Eigenen Apothekergarten anlegen

Gesundheit aus dem eigenen Apothekergarten

Das zunehmende Interesse an gesunder und biologischer Ernährung hat eine jahrhundertealte Tradition neu aufleben lassen. So erfreut sich der Apothekergarten wachsender Beliebtheit. Das Kultivieren von Heilkräutern kann ein lohnendes Unterfangen sein, denn es kann den ein oder anderen Gang in die Apotheke ersparen. Man kann die wohltuenden Helfer sowohl im Garten als auch auf dem Balkon oder auf der Fensterbank anpflanzen. Aber „Alle Dinge sind ein Gift und nichts ist ohne Gift, nur die Dosis bewirkt, dass ein Ding kein Gift ist“, sagte einst schon der Philosoph und Arzt Paracelsus (1493-1541). Aus diesem Grund sollte man die Heilung komplexerer Leiden auf jeden Fall einem Arzt oder Heilpraktiker überlassen.

 

Diese Heilpflanzen können in einem Apothekergarten wachsen

Bei leichteren, alltäglichen Beschwerden können Heilpflanzen jedoch durchaus lindernd wirken. Und sie können einem so manchen Gang zum Arzt ersparen oder eine schulmedizinische Behandlung unterstützen. Und das in der Regel ohne Nebenwirkungen. Außerdem ist das Anlegen eines Kräutergartens gar nicht so kompliziert und zudem relativ günstig.

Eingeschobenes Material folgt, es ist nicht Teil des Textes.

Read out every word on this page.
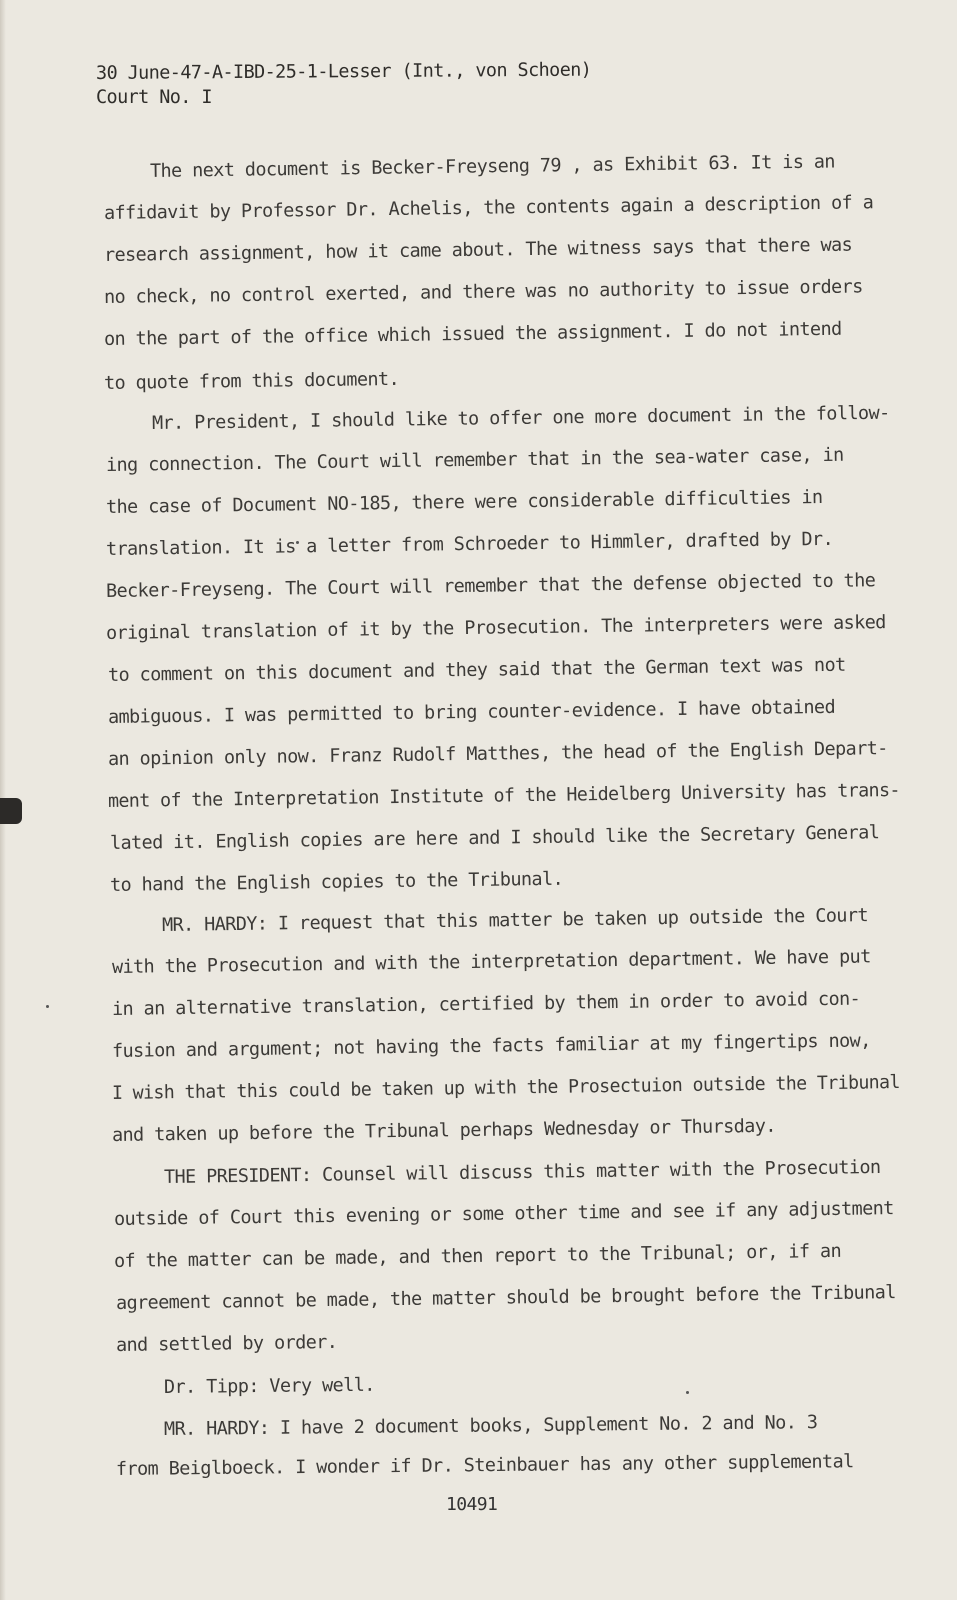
30 June-47-A-IBD-25-1-Lesser (Int., von Schoen)
Court No. I
The next document is Becker-Freyseng 79 , as Exhibit 63. It is an
affidavit by Professor Dr. Achelis, the contents again a description of a
research assignment, how it came about. The witness says that there was
no check, no control exerted, and there was no authority to issue orders
on the part of the office which issued the assignment. I do not intend
to quote from this document.
Mr. President, I should like to offer one more document in the follow-
ing connection. The Court will remember that in the sea-water case, in
the case of Document NO-185, there were considerable difficulties in
translation. It is a letter from Schroeder to Himmler, drafted by Dr.
Becker-Freyseng. The Court will remember that the defense objected to the
original translation of it by the Prosecution. The interpreters were asked
to comment on this document and they said that the German text was not
ambiguous. I was permitted to bring counter-evidence. I have obtained
an opinion only now. Franz Rudolf Matthes, the head of the English Depart-
ment of the Interpretation Institute of the Heidelberg University has trans-
lated it. English copies are here and I should like the Secretary General
to hand the English copies to the Tribunal.
MR. HARDY: I request that this matter be taken up outside the Court
with the Prosecution and with the interpretation department. We have put
in an alternative translation, certified by them in order to avoid con-
fusion and argument; not having the facts familiar at my fingertips now,
I wish that this could be taken up with the Prosectuion outside the Tribunal
and taken up before the Tribunal perhaps Wednesday or Thursday.
THE PRESIDENT: Counsel will discuss this matter with the Prosecution
outside of Court this evening or some other time and see if any adjustment
of the matter can be made, and then report to the Tribunal; or, if an
agreement cannot be made, the matter should be brought before the Tribunal
and settled by order.
Dr. Tipp: Very well.
MR. HARDY: I have 2 document books, Supplement No. 2 and No. 3
from Beiglboeck. I wonder if Dr. Steinbauer has any other supplemental
10491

Die Pflanzen aus dem eigenen Apothekergarten helfen vorwiegend bei Beschwerden wie Erkältungen und Halsschmerzen (z. B. Thymian, Rosmarin und Salbei). Aber auch Verdauungsprobleme, Muskel- und Gelenkschmerzen oder Nervosität und Schlafstörungen kann man mit Hilfe von Heilpflanzen besser in den Griff bekommen. Viele Heilkräuter haben dabei gleich mehrere Anwendungsgebiete.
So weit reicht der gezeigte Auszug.